There are two main ways to get parent PLUS loan forgiveness: through the Public Service Loan Forgiveness program and through the Income-Contingent Repayment plan.
Public Service Loan Forgiveness involves a lot of red tape but is the better option if you qualify. Income-Contingent Repayment forgiveness takes a long time. Stick to the standard 10-year plan to repay parent PLUS loans if you can afford to. It’s faster and will likely cost less overall.
If you do want to pursue parent PLUS loan forgiveness, here’s how.
How to get parent PLUS Public Service Loan Forgiveness
Public Service Loan Forgiveness is available to all federal student loan borrowers, including parent PLUS loan holders, who make 120 qualifying payments while working full time in a government position, or for an eligible nonprofit employers.
Only payments made on the standard and income-driven repayment plans qualify for PSLF. Because the standard plan pays off the loan in 120 payments, parent PLUS borrowers aiming for PSLF should enroll in the Income-Contingent Repayment plan (see below for how to do this).
If you'll qualify for forgiveness, skip the parent PLUS loan deferment so you start making eligible payments right away.
You should complete a PSLF Employment Certification form annually, or whenever you change employers. After all qualifying loan payments are complete, you can submit an application. Once approved, the remainder of your parent PLUS loans will be forgiven tax-free.
How to get loan forgiveness with income-contingent repayment
Income-Contingent Repayment, or ICR, is the only income-driven repayment plan available to parent PLUS borrowers. It's the best option for parent PLUS borrowers who can't afford their payments in the long term.
ICR caps payments at 20% of your discretionary income or the amount of your fixed monthly payments on a 12-year loan term, whichever is lower. ICR also extends your loan term from 10 years to 25 years.
To enroll, you have to consolidate parent PLUS loans into a federal direct consolidation loan, then contact your loan servicer to get on an ICR plan. You must recertify your financial information annually, which may change your monthly payments.
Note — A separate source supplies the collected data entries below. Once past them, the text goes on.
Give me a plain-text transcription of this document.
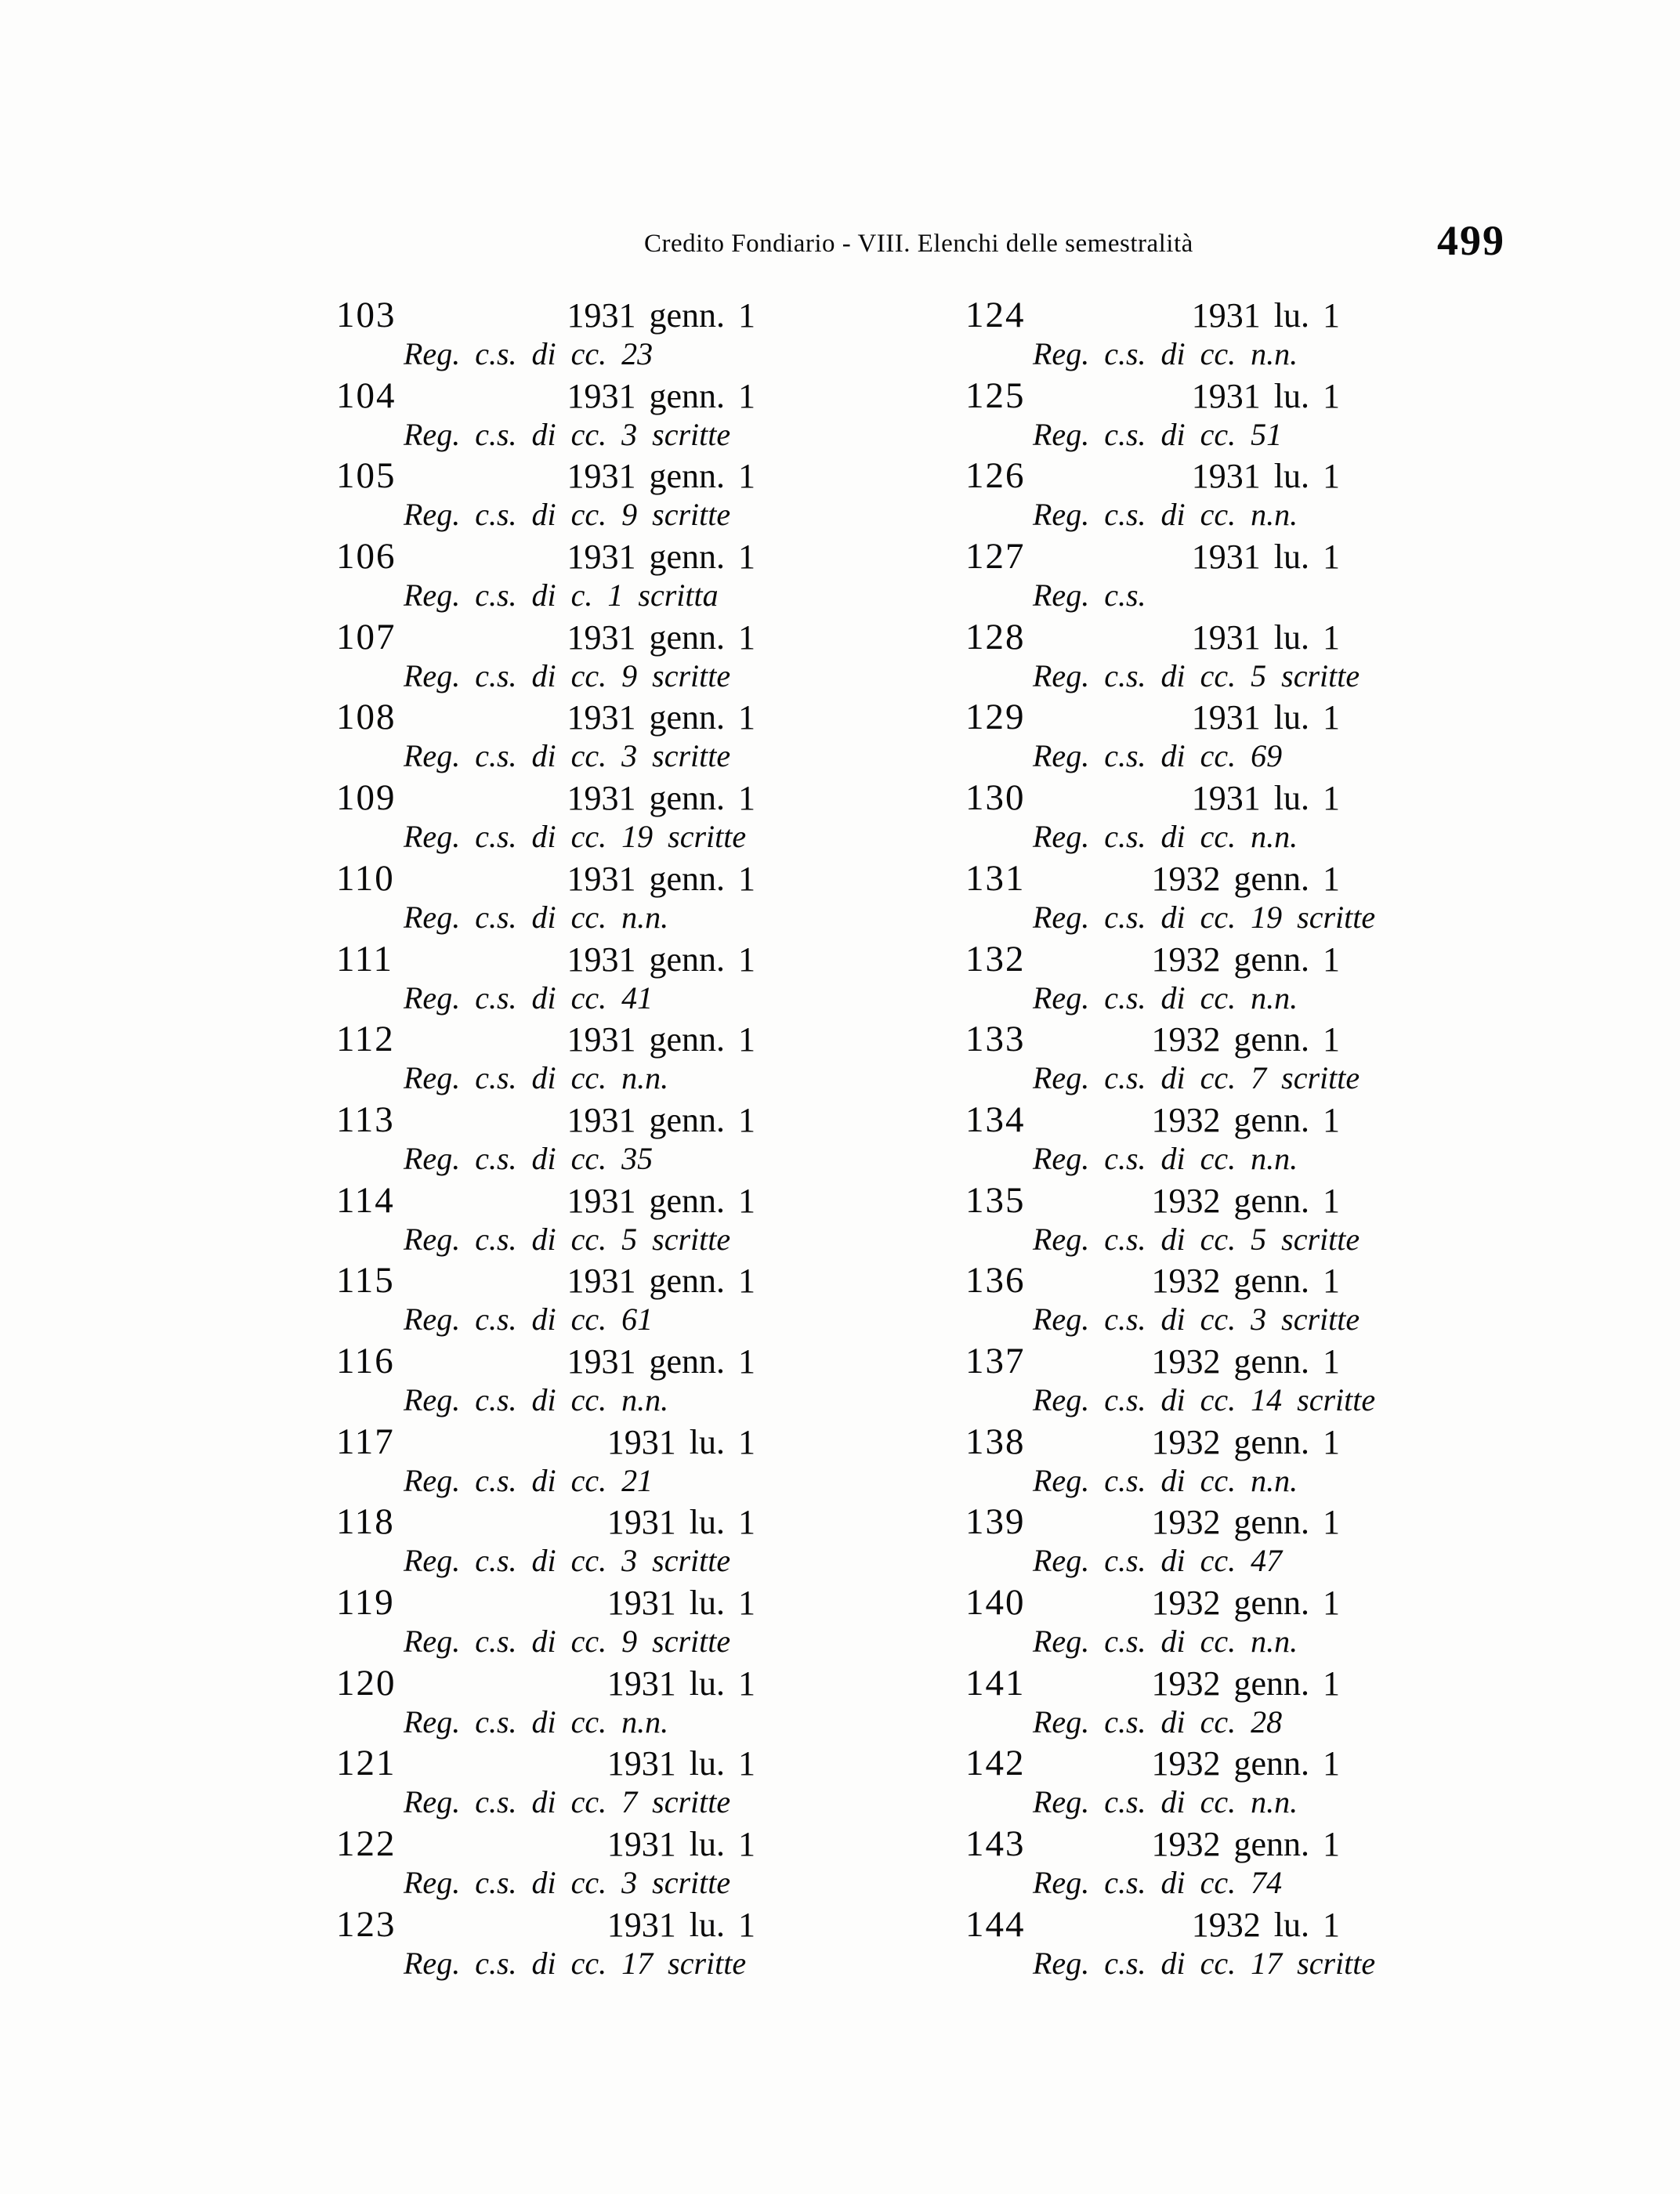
Credito Fondiario - VIII. Elenchi delle semestralità	499
103	1931 genn. 1
Reg. c.s. di cc. 23
104	1931 genn. 1
Reg. c.s. di cc. 3 scritte
105	1931 genn. 1
Reg. c.s. di cc. 9 scritte
106	1931 genn. 1
Reg. c.s. di c. 1 scritta
107	1931 genn. 1
Reg. c.s. di cc. 9 scritte
108	1931 genn. 1
Reg. c.s. di cc. 3 scritte
109	1931 genn. 1
Reg. c.s. di cc. 19 scritte
110	1931 genn. 1
Reg. c.s. di cc. n.n.
111	1931 genn. 1
Reg. c.s. di cc. 41
112	1931 genn. 1
Reg. c.s. di cc. n.n.
113	1931 genn. 1
Reg. c.s. di cc. 35
114	1931 genn. 1
Reg. c.s. di cc. 5 scritte
115	1931 genn. 1
Reg. c.s. di cc. 61
116	1931 genn. 1
Reg. c.s. di cc. n.n.
117	1931 lu. 1
Reg. c.s. di cc. 21
118	1931 lu. 1
Reg. c.s. di cc. 3 scritte
119	1931 lu. 1
Reg. c.s. di cc. 9 scritte
120	1931 lu. 1
Reg. c.s. di cc. n.n.
121	1931 lu. 1
Reg. c.s. di cc. 7 scritte
122	1931 lu. 1
Reg. c.s. di cc. 3 scritte
123	1931 lu. 1
Reg. c.s. di cc. 17 scritte
124	1931 lu. 1
Reg. c.s. di cc. n.n.
125	1931 lu. 1
Reg. c.s. di cc. 51
126	1931 lu. 1
Reg. c.s. di cc. n.n.
127	1931 lu. 1
Reg. c.s.
128	1931 lu. 1
Reg. c.s. di cc. 5 scritte
129	1931 lu. 1
Reg. c.s. di cc. 69
130	1931 lu. 1
Reg. c.s. di cc. n.n.
131	1932 genn. 1
Reg. c.s. di cc. 19 scritte
132	1932 genn. 1
Reg. c.s. di cc. n.n.
133	1932 genn. 1
Reg. c.s. di cc. 7 scritte
134	1932 genn. 1
Reg. c.s. di cc. n.n.
135	1932 genn. 1
Reg. c.s. di cc. 5 scritte
136	1932 genn. 1
Reg. c.s. di cc. 3 scritte
137	1932 genn. 1
Reg. c.s. di cc. 14 scritte
138	1932 genn. 1
Reg. c.s. di cc. n.n.
139	1932 genn. 1
Reg. c.s. di cc. 47
140	1932 genn. 1
Reg. c.s. di cc. n.n.
141	1932 genn. 1
Reg. c.s. di cc. 28
142	1932 genn. 1
Reg. c.s. di cc. n.n.
143	1932 genn. 1
Reg. c.s. di cc. 74
144	1932 lu. 1
Reg. c.s. di cc. 17 scritte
After 25 years of repayment, any remaining balance is forgiven. But that amount is taxable income, adding to your total bill. Use the government’s Loan Simulator to calculate ICR payments and how much forgiveness you might receive; it may cost less to stick with the standard plan if you can afford the payments.
Other ways your parent PLUS loans may be discharged
There are a few other circumstances that could cause your parent PLUS loans to be discharged:
Death discharge: You die or the child you borrowed for dies.
Total and permanent disability discharge: You become totally and permanently disabled.
Bankruptcy: You can prove undue hardship and get your loans discharged through bankruptcy.
Closed school discharge: The student you borrowed for couldn’t finish a degree because the school closed.
Borrower Defense to Repayment: The student you borrowed for can prove their school defrauded them.
The school falsely certified your eligibility to receive the loan.
Cases of identity theft in which your eligibility to receive the loan was falsely certified.
The student you borrowed for withdrew from school, but the school didn’t refund your loan money it was legally required to repay.
However, if you have already consolidated your parent PLUS loan — in order to pursue PSLF or enroll in an income-contingent plan, you will forfeit all ability to get your loans discharged in case of the death of the student you borrowed for; closed school discharge; and borrower defense.